Bien sabido es el lugar central que ocupan para algunas naciones occidentales el culto a la muerte; los cementerios, tumbas y mausoleos definen, con sus particularidades, el ámbito de la memoria colectiva. Y por lo tanto legitiman una tradición histórica que construye una línea posible para pensar la identidad nacional.

Domingo Sarmiento fue uno de los intelectuales que ha intentado pensar la relación entre los ritos mortuorios y su inserción en la idea de Nación, a partir de una relación de causalidad; el culto a los muertos es, para Sarmiento, un gesto originario de civilización, una forma de honrar a los ancestros, que el sanjuanino profesa recorriendo cementerios de todo el mundo. En el plano local, visitaba con frecuencia el cementerio de la Recoleta, donde se encontraba su hijo, muerto en la guerra contra el Paraguay. Pero visitó también la tumba de su gran musa, Facundo Quiroga.

El día de los muertos de 1885, Sarmiento medita largo rato frente al sepulcro del caudillo, ya para entonces, constituido por una figura en mármol blanco que representa a una virgen dolorosa con una placa que lleva la siguiente inscripción: “Aquí yace el general Juan Facundo Quiroga. Luchó toda su vida por la organización federal de la República”.

Al día siguiente, publica sobre esta visita un artículo en El Debate,“El Día de los Muertos”, en el que señala que, después de 40 años, las sangres se han mezclado: “Los corpúsculos rojos de Juan Facundo Quiroga y los míos corren ahora confundidos en la sangre de los descendientes comunes y no se han repelido porque eran afines. Quiroga ha pasado a la historia, y reviste las formas esculturales de los héroes primitivos, de Ayax y de Aquiles”.

Más allá de continuar una operación de identificación, y de profundizar cierta fascinación que Sarmiento destila desde las páginas de Facundo, expresa allí una particular visión sobre el sepulcro; “Por entre las columnas se divisan ya, aun antes de entrar, urnas cinerarias, sepulcros, columnas y sarcófagos y la bella estatua del dolor, que vela gimiendo sobre la tumba de Facundo, a quien el arte literario, más que el puñal del tirano, que lo atravesó en Barranca Yaco, ha condenado a sobrevivirse a sí mismo y a los suyos, a quienes no transmite responsabilidades la sangre. El Dante puede mostrar a Virgilio este león encadenado, convertido en mármol de Paros y en estatuas griegas, porque del otro lado de la tumba, todo lo que sobrevive debe ser bello y arreglado a los tipos divinos, cuyas formas revestirá el hombre que viene”.

Subyace en Sarmiento una concepción geológica del rol del hombre en la historia, que abarca por analogía la estructura de la mente humana.

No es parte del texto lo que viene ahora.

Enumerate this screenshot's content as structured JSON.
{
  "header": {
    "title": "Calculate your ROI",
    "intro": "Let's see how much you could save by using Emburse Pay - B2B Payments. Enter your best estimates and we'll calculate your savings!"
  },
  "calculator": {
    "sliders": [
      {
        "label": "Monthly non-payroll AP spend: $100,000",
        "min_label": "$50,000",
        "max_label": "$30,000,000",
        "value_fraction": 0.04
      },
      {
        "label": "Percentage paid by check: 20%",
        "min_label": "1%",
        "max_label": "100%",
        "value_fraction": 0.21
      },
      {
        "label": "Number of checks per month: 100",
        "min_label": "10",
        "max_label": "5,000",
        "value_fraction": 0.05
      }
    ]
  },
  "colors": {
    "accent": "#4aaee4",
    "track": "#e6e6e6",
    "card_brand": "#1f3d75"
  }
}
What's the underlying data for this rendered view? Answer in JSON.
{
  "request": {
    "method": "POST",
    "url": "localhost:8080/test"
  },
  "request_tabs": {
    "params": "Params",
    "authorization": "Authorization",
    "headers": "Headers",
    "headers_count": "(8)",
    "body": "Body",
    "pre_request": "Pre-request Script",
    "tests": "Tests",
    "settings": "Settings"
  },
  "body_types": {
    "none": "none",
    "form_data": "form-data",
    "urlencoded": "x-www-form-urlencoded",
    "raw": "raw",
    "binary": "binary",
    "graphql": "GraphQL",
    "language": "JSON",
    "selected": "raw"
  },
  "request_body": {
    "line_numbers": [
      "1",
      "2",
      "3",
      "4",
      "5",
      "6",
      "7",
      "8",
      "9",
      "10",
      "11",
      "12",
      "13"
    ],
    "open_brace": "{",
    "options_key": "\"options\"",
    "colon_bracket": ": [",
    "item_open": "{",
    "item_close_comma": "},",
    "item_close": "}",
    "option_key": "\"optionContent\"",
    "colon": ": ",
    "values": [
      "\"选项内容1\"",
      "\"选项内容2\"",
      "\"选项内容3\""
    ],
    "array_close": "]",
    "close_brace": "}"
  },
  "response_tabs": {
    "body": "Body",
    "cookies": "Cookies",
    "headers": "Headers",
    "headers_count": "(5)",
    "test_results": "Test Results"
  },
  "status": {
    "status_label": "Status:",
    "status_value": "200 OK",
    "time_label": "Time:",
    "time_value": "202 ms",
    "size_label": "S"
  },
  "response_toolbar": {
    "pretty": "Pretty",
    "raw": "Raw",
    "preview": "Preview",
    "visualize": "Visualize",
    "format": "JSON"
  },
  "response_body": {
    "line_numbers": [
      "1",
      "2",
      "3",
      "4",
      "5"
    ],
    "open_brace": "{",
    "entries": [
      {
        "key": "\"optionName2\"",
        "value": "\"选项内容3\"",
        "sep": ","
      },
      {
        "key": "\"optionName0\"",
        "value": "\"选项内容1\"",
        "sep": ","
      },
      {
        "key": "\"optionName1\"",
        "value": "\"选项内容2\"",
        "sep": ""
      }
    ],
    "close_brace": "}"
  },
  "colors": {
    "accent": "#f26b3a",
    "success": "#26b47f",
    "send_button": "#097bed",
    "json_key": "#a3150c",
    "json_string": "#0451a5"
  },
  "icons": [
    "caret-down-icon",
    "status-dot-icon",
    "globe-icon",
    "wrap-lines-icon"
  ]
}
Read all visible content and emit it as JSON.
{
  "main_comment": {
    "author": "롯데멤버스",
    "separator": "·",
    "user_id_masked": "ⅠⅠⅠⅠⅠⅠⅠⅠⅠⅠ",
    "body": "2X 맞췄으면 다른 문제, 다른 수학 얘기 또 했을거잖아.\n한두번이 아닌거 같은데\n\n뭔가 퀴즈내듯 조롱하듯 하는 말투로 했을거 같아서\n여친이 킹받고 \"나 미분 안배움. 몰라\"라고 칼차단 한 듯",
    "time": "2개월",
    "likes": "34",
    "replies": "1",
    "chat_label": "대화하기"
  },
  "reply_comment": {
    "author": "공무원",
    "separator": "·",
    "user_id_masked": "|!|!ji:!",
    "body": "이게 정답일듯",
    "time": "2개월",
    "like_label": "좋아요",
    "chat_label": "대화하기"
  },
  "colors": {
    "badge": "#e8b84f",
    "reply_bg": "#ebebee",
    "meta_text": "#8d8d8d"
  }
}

Historia y alma crecen por sedimentación, por acumulación de capas sucesivas. Nada muere de manera absoluta. Tierra, hombre e historia comparten idéntica estructura terrena: la Patria. Hay una continuidad, porque Facundo es ahora mito, y porque quien lo ha decidido así fue Sarmiento: “Sabed que ese cementerio es la patria con cuerpo y alma, la patria de ahora, la patria de entonces, la patria de mañana”, formula Sarmiento. Algo de eso constata el prólogo de su libro, bajo la cita que elige y traduce Sarmiento, “las ideas no se matan”.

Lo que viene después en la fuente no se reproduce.